When the COVID-19 pandemic hit, every Sacramento hospital except the medical center closed its facilities to students. UC Davis Health, through its Patient Care Services department, stepped in to provide slots for every senior who needed to complete their clinical education hours to graduate on time.
It meant that suddenly the medical center had to identify units and preceptors for nearly twice as many nursing students as normally would learn in the hospital at one time.
The California Nursing Student Association (CNSA) was so appreciative of this extraordinary effort that its representatives stopped by more than 20 nursing units recently to drop off delicious, locally baked senorita bread. It was a way to thank the hospital’s nursing teams for lending a helping hand during a critical time in the students’ educational path from learner to nurse.
Students in their last semester of nursing school train at various hospitals and must complete a certain number of clinical hours (in which students works closely with an experienced nurse, one-on-one) to finish their program and be eligible for testing and licensing.
Without UC Davis Medical Center, graduation, nursing boards and careers would have been deferred, perhaps until 2021.
“We were scared that all our hard work would have to be put on hold,” said Justin Kim, who landed a spot in an intensive care unit at the medical center after his clinical learning hours at another Sacramento area hospital ended abruptly. “We’d have to delay graduation, and delay becoming nurses and getting into the field. There were a lot of emotions. We’re so thankful to UC Davis … for working with our faculty and students to allow us to continue to precept.”
For UC Davis nursing leaders, there was never any question that students, on the cusp of graduation and nursing careers, would be given a place at the hospital to finish up their educational requirements. Along with Sacramento State University, the health system also continued its support for students from the Oakland-based Samuel Merritt University and Sacramento City College through slots that were in place before the pandemic hit.
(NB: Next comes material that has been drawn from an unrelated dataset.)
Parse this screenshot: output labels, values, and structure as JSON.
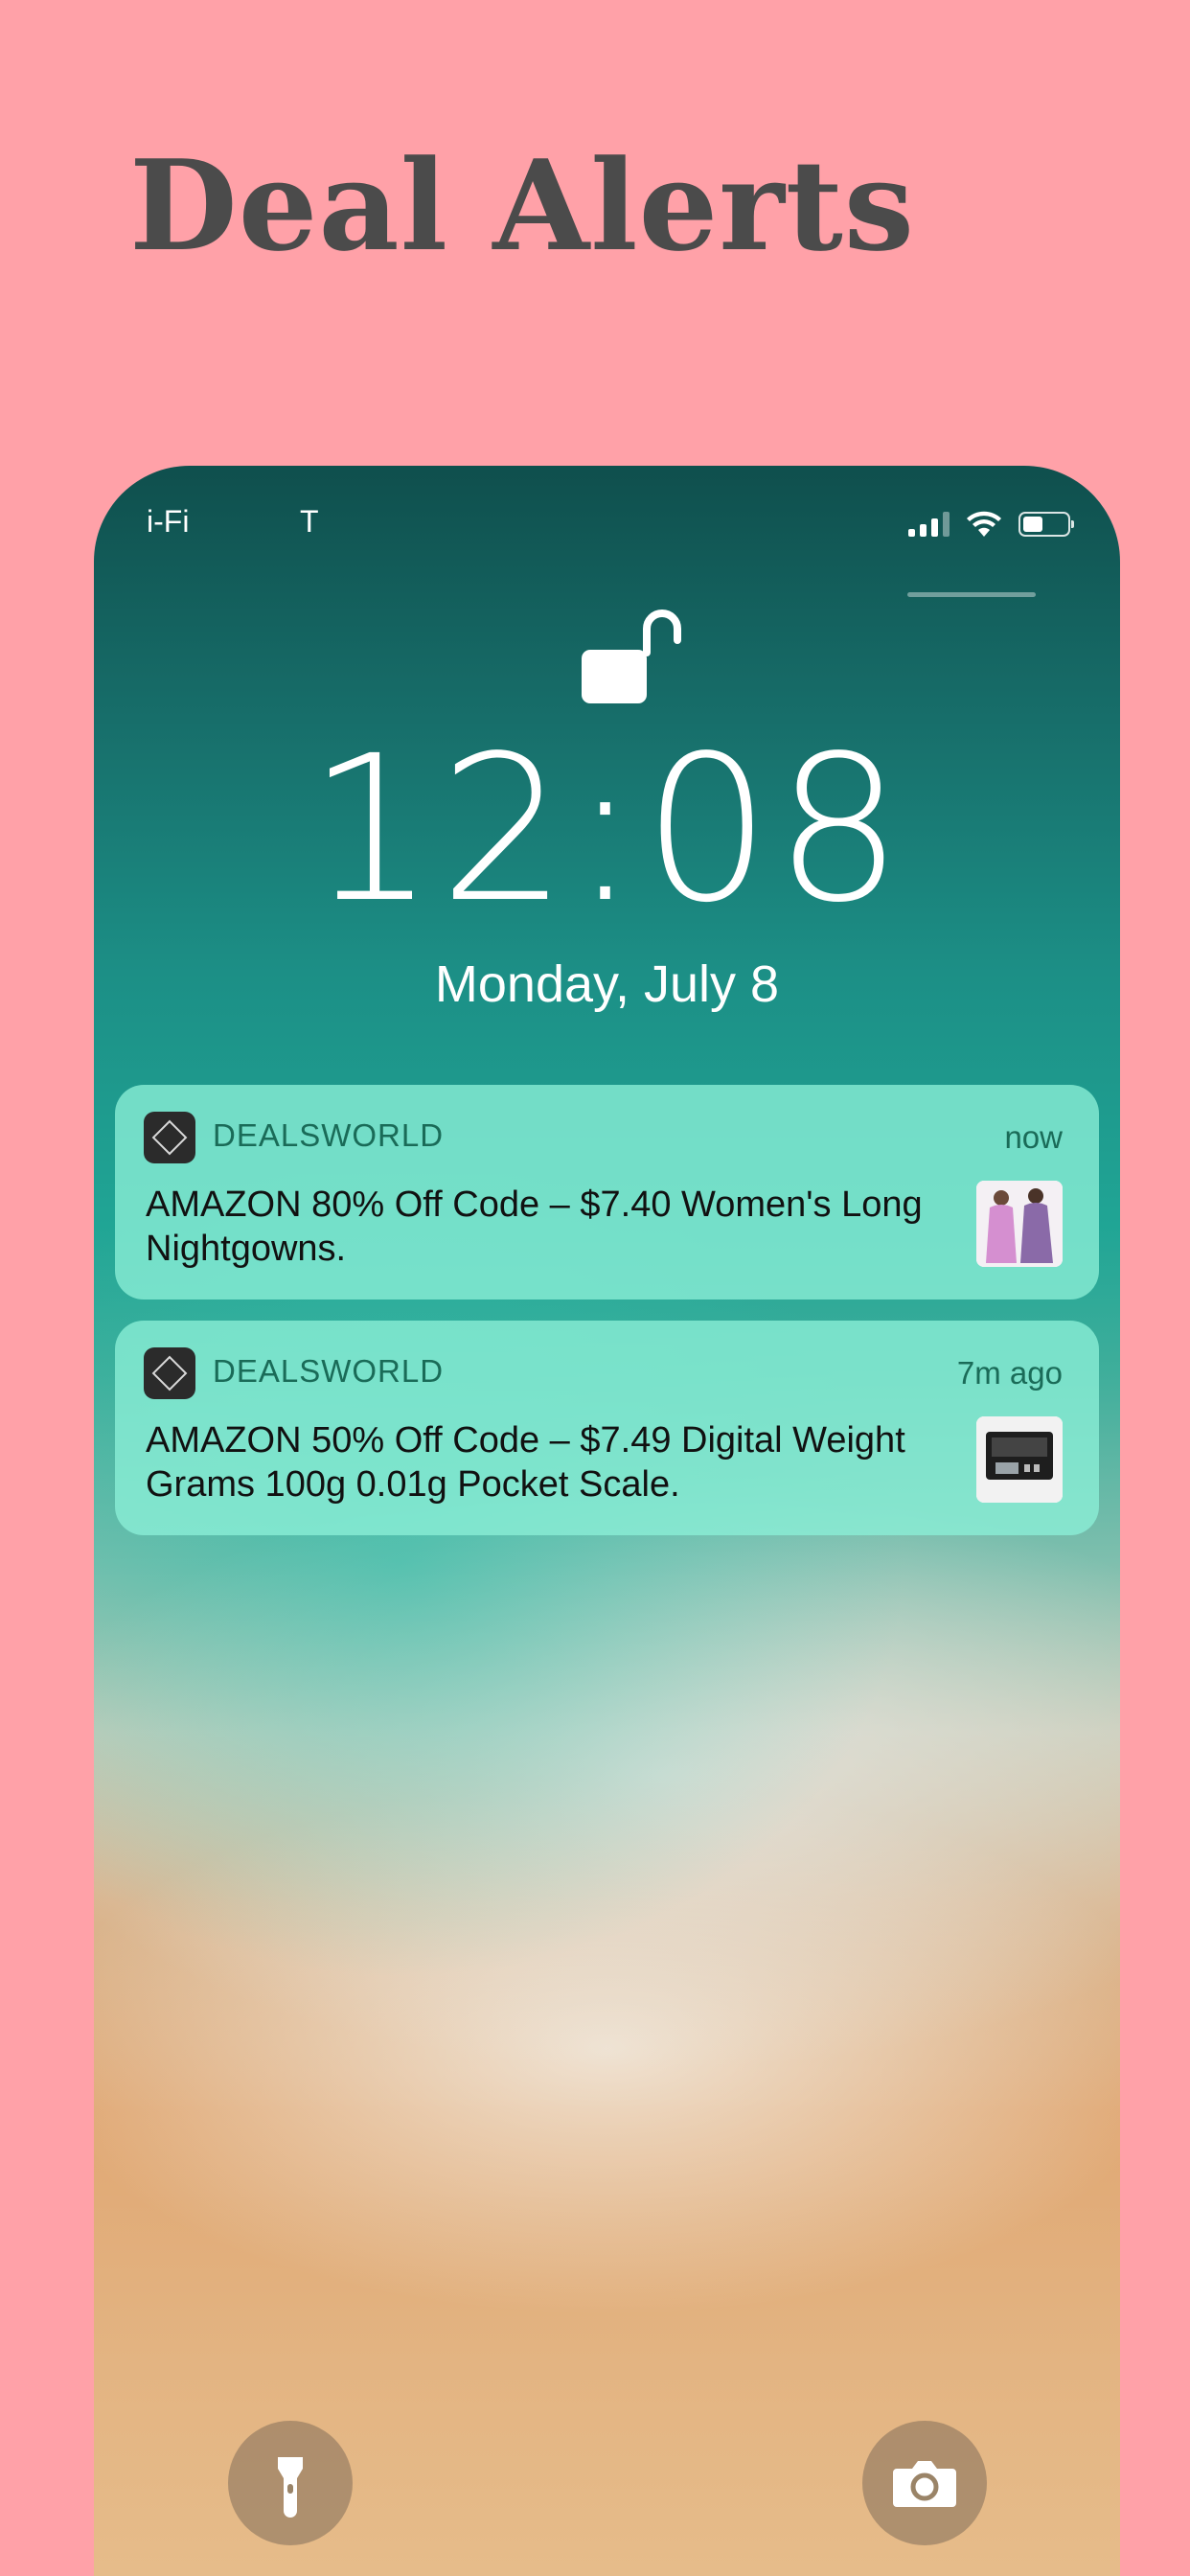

In addition, 47 students from the Betty Irene Moore School of Nursing at UC Davis also found places alongside managers and staff of 13 different units, on three different shifts, when other health systems turned them away.
“The continued training of these students was fundamentally important for maintaining the workforce pipeline for registered nurses,” said Toby Marsh, chief nursing and patient care services officer at the medical center. “These were essential workers from our standpoint. There is a constant need for new nurses. We need them. Sacramento needs them. And, most importantly, patients need them.”
Working with Kelly MacPherson, manager of the UC Davis Center for Professional Practice of Nursing, Marsh and others quickly put together plans to find instructors and spaces for 33 nursing students.
“Everybody was committed. Every nurse, every manager I spoke with, talked about how important it was to enable the students to finish their programs,” said MacPherson, who also lectures at Sacramento State. “It was one of those things we really held onto during these tough times: ‘We can get them through this so they can graduate.’”
The nursing students’ association took note of the health system’s extra support during the crisis.
“UC Davis really went above and beyond to help us as students and our continued success,” said Dominique Lamson, a student officer with CSNA who did his placement at the medical center, too. “I’m immensely grateful for everything UC Davis has done for us. They really showed us the importance of a teaching hospital and their dedication to students.”
MacPherson summed up the spirit and attitudes she and Marsh encountered as they identified and coordinated all the various training slots for the incoming students.
“The nursing units were amazing in taking so many more students than they usually do,” MacPherson said. “Every time I sent out an email, I’d immediately get a note back from a manager saying, ‘I can take more [students]. I can take two, I can take three…’”
“And our nurses also have been phenomenal,” added MacPherson. “Not only have they been taking care of patients, they’re teaching, too. They put in the extra time and effort because they know from experience that it’s how you develop the next generation of excellence in nursing.”